Juan Carlos Girauta, ABC, 27/5/12
El problema es su intrusivo concepto de identidad; quien no interioriza los rituales de la tribu es un ser anómalo
El Ministerio de Educación ha retirado la expresión «nacionalismo excluyente» del temario de Educación para la Ciudadanía a instancias de la consejera catalana del ramo, lo que indica, en primer lugar, que el gobierno catalán se ha sentido aludido. También podría ser que los señores de CIU consideren incompatibles el nacionalismo y la exclusión, sin más, y que la señora Rigau solo hubiera advertido al señor Wert sobre lo que considera un oxímoron. Si así fuera, le bastará con abrir un libro de historia contemporánea, gesto que haría juego con su cargo. De cualquier modo, la corrección es un acierto. Nacionalismo, y punto. ¿Por qué no cabe hablar de nacionalismo excluyente? Por la misma razón que nadie habla de bebés jóvenes o de nudismo desvestido. El pleonasmo.
Aquí el nacionalismo aplica una pedagogía del odio cuyo último logro se ha visto en la final de la Copa del Rey. Abucheos al Príncipe, burlas al monarca, mofa de los símbolos institucionales y ofensas premeditadas a millones de personas. Es de esperar que den por vengado el «expolio» por una temporadita. ¡No pierdan ese espíritu constructivo! Mientras se relamen, acudamos a la doctrina.
Merle y Gonidec, desde el campo de las relaciones internacionales, clasifican el nacionalismo como ideología destructiva. Hay poco que añadir. Más miga tienen los dos filósofos del nacionalismo Ernest Renan y Ernest Gellner, cuya disección se practicó desde la aprobación o comprensión del fenómeno. El primero pronunció en el siglo XIX esta frase: «El olvido, e incluso diría que el error histórico, es factor esencial en la creación de una nación». El segundo, cien años más tarde, hizo hincapié en el mecanismo operativo del nacionalismo: armonización de lo diverso, homogeneización de lo heterogéneo, imposición de una cultura y un idioma en detrimento de otros.

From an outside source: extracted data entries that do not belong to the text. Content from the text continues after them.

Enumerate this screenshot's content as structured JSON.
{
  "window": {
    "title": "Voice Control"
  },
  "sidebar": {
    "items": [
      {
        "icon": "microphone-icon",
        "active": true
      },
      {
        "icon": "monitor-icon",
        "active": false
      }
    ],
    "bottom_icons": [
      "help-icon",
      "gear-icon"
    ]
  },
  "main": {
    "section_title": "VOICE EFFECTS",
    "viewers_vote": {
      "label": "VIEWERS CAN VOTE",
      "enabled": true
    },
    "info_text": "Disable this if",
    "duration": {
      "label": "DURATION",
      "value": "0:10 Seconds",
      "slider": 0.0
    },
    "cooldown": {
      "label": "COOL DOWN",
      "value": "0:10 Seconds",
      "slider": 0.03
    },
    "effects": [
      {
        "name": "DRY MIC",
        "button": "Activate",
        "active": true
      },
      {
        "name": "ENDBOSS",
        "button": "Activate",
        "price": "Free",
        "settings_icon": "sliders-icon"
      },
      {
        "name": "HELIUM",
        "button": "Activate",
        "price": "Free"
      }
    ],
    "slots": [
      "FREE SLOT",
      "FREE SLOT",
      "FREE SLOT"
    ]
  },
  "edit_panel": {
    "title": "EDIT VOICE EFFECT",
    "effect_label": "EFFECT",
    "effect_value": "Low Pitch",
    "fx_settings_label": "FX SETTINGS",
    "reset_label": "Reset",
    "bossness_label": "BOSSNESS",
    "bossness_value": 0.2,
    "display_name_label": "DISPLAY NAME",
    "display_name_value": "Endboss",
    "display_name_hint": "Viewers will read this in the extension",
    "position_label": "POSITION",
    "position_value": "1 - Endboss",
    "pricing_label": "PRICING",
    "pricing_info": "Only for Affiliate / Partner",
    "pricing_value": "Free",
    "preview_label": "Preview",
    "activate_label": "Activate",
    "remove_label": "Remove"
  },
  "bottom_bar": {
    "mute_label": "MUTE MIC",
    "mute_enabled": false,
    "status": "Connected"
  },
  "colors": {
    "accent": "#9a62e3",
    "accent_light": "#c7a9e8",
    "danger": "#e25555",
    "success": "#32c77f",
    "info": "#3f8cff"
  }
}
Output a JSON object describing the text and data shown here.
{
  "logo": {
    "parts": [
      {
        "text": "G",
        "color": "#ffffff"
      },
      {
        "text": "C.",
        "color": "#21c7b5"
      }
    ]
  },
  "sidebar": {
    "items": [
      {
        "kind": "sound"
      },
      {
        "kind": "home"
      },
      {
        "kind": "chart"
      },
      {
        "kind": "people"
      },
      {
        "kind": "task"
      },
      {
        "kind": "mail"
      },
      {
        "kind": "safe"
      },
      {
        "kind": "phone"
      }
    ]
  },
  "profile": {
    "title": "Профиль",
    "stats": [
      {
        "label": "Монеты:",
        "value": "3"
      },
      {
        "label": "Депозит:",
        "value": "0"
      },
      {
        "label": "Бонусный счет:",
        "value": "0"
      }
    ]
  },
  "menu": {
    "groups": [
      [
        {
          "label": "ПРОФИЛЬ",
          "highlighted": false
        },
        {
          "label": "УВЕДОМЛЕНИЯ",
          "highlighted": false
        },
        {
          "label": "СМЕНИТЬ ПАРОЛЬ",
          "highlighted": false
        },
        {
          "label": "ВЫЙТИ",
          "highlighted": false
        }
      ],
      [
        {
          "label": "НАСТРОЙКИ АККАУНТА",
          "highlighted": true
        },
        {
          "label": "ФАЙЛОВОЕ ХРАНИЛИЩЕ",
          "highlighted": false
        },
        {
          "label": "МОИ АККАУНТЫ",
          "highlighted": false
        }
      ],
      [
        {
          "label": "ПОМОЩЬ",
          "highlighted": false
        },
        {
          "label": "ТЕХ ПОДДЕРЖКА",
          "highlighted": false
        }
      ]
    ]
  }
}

Los nacionalistas catalanes suelen acusar de nacionalistas españoles a cuantos conciudadanos no comulgamos con sus ruedas de molino. También nos llaman muchas otras cosas bonitas que no vienen a cuento, pero lo interesante es esa lógica especular: todo el mundo sería nacionalista de una u otra tierra, de uno u otro pueblo. Necesariamente. En ese aspecto, no hay ideología más totalitaria, pues ni siquiera contempla la no adscripción. Tampoco entienden los aquejados que constatar la existencia de una nación no equivale a ser nacionalista, del mismo modo que afirmar «ahí hay un polvorín» no predispone a todos a sacar un mechero.
El problema nuclear es su intrusivo concepto de identidad; quien no interioriza los rituales de la tribu es un ser anómalo, a tratar o a aherrojar. El nacionalismo es una creencia que sojuzga al intelecto, lo supedita a una triste pasión hasta que la nación ocupa el centro de la identidad individual. Así lo dibujó, con toda fidelidad, un consejero de cultura catalán en la ponencia de un congreso convergente, años ha. Alrededor del rasgo nacional, trazaba otros círculos concéntricos del yo, pero eran menos íntimos: la familia, la profesión.
Solo un trastorno semejante puede explicar la experiencia del viernes. El presidente Mas, que alcanzó su cargo con un vídeo electoral donde un ladrón cubierto con la bandera de España robaba la cartera a un viandante cubierto con la de Cataluña, que votó «sí» a la independencia en un referéndum bufo, y cuyo partido tiene como objetivo un «Estado propio», pidió auxilio al Gobierno central para pagar las facturas a fin de mes y… acto seguido, se plantó en el estadio Vicente Calderón para oír cómo una muchedumbre envenenada por su matraca del expolio y el desapego llamaba hija de puta a su homóloga madrileña. Como si no fuera con él esa onda expansiva.